On Wed, 2015-01-28 at 12:55 +0100, Erik Huelsmann wrote:
Hi Frank,
On Wed, Jan 28, 2015 at 10:11 AM, Frank fau@riseup.net wrote:
Hello,
First I'm not an expert in the following matter so please correct me if I'm wrong here! But my concern is that without HTTPS enabled for git a man in the middle attack would be possible.
As far as I understand cloning a git repo is atm only possible via standard git protocol (e.g. git clone git://common-lisp.net/projects/alexandria/alexandria.git) and I believe the git protocol is not secured.

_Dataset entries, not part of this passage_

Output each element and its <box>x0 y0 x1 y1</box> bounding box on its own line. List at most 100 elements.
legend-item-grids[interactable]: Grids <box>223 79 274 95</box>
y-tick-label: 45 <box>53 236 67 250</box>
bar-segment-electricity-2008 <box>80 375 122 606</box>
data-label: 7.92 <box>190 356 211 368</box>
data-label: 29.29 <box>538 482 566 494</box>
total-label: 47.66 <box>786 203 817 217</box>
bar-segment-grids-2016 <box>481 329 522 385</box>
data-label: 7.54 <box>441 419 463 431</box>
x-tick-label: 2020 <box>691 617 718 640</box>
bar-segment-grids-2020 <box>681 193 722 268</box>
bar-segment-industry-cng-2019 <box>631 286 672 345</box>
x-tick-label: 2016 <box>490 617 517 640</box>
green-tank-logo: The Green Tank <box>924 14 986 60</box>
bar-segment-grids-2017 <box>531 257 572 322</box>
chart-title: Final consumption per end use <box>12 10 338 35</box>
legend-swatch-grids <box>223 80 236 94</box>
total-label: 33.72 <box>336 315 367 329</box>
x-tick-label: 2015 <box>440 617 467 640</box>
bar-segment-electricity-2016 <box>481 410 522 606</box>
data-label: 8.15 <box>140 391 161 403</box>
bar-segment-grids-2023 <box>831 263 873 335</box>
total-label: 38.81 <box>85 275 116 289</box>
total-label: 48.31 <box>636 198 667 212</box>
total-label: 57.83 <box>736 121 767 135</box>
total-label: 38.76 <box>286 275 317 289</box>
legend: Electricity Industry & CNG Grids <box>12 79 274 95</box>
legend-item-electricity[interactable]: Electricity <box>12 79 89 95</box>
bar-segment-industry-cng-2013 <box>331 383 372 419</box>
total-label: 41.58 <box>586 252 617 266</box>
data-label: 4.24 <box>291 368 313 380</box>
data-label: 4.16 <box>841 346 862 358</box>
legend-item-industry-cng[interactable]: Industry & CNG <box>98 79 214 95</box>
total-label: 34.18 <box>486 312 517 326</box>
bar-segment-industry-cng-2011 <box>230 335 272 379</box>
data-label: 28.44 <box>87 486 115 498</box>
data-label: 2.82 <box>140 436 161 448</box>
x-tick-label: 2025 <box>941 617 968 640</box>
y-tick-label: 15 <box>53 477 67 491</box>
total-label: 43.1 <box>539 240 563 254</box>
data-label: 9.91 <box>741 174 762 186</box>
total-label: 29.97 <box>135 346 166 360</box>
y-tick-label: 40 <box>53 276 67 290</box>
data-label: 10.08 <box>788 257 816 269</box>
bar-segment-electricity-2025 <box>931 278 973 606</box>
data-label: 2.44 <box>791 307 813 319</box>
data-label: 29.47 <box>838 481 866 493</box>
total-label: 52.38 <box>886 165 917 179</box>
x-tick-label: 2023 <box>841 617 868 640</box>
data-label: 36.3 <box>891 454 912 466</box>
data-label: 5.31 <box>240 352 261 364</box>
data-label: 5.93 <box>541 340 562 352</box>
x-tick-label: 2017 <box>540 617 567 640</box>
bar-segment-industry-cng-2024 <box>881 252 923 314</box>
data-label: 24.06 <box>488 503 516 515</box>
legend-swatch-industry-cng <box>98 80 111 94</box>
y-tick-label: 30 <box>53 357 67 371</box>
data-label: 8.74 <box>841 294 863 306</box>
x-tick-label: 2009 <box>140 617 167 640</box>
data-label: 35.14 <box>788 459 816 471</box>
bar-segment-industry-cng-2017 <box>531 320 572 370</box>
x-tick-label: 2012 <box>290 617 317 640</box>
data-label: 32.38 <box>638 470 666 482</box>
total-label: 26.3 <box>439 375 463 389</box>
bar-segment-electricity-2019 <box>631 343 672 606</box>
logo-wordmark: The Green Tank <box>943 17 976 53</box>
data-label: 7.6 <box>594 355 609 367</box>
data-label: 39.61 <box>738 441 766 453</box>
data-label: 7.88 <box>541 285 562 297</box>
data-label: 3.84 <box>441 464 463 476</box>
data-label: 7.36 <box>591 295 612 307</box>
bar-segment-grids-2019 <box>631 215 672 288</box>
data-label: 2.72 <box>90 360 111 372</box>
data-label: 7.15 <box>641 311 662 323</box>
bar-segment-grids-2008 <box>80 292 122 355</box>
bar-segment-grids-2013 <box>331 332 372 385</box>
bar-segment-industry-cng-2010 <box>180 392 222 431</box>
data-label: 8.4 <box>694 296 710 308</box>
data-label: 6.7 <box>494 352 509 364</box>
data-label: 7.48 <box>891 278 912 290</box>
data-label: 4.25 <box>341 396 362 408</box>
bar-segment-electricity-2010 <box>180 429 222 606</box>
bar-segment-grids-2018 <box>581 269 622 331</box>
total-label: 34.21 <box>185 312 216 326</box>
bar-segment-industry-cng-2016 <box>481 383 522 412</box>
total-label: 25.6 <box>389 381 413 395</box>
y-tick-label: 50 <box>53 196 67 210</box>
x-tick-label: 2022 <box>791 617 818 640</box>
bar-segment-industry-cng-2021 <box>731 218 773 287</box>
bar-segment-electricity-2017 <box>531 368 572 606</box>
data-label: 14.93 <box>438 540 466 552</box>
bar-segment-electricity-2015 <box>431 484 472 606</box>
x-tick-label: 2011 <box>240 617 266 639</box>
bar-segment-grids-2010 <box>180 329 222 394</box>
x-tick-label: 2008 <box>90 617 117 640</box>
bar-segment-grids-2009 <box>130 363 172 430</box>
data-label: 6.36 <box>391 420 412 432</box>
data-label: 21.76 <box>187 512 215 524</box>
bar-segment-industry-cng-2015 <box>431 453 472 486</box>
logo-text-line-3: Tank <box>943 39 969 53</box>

See https://gist.github.com/grawity/4392747.
What is the greatest software in world good for if you can't distribute it securely?
Unfortunately, MITM is also possible for SSL and SSH ( http://en.wikipedia.org/wiki/Man-in-the-middle_attack#Implementations lists publicly available implementations to execute them!).
To mitigate the attack, basically the only option listed at http://en.wikipedia.org/wiki/Man-in-the-middle_attack#Defenses_against_the_a... that's available to us, hasn't been implemented (yet) by most large parties either (definitely not GitHub or Google): it's the roll-out of DNSSEC.
Well, lets start with just implementing SSL certs to improve the situation. Then, from there, we can work to implement the rest.
Thanks, sounds like a good start.
I'm mainly writing that the attack exists so that you're very careful when you trust the "green lock" when dealing with your bank's internet access methods.